In 2010, Twenty Essex was the first UK set to open an annex in Maxwell Chambers, Singapore, servicing clients throughout Asia-Pacific and beyond. Much of the work done by barristers at Twenty Essex is international in nature. The set continues to invest in building international relationships including through having members based overseas.
Today, the culture of Twenty Essex represents a blend of respecting traditions with a firm vision to commit to modern developments needed for the Bar of the future.
A set with a strong maritime and international trade heritage, in recent years Twenty Essex has successfully diversified including through lateral recruitment of barristers. It continues to be recognised as a leading set for international arbitration and public international law and the set is uniquely positioned in relation to investor-state disputes, leading the evolutionary development of a wider range of commercial work at the interface with public international law. Expansion into a broader spread of commercial litigation has also seen Twenty Essex involved in cutting-edge cases in private international law, civil fraud, fintech and energy.

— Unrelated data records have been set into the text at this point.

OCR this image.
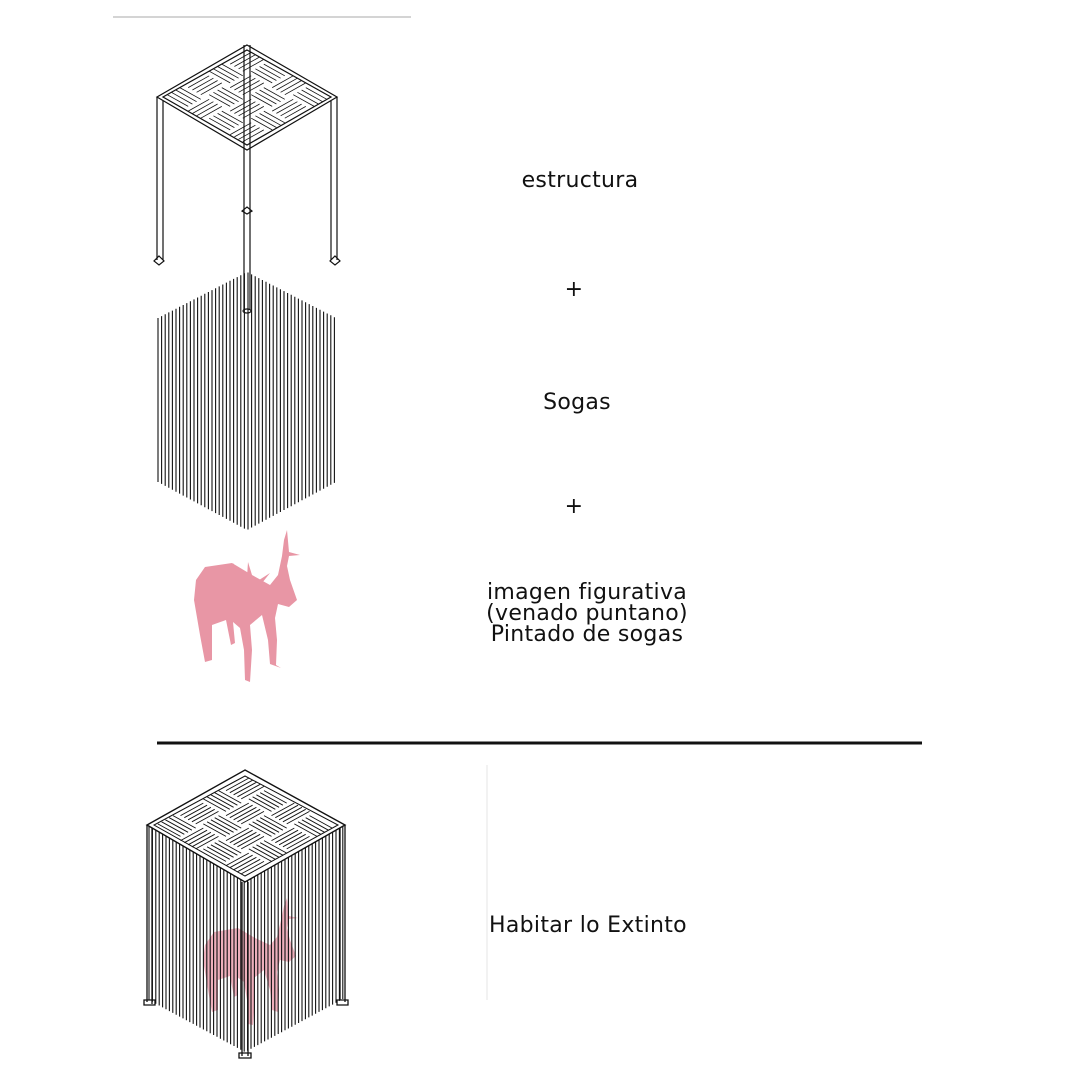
estructura
+
Sogas
+
imagen figurativa
(venado puntano)
Pintado de sogas
Habitar lo Extinto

This transition has been achieved in tandem with significant internal change. This included the introduction of a new leadership and management structure, together with the appointment of Jemma Tagg as chief executive in 2017, and a more business-like approach to internal governance. Recognising changes in the legal services sector and evolving demands of an increasingly global client base, investment was made into the practice management and professional support teams ensuring clients receive excellent service. This investment combined with a new approach to business planning for barristers, a considerable increase in marketing activities and a refresh of the visual identity has proven successful, resulting in a 30% increase in the number of enquiries over a three-year period.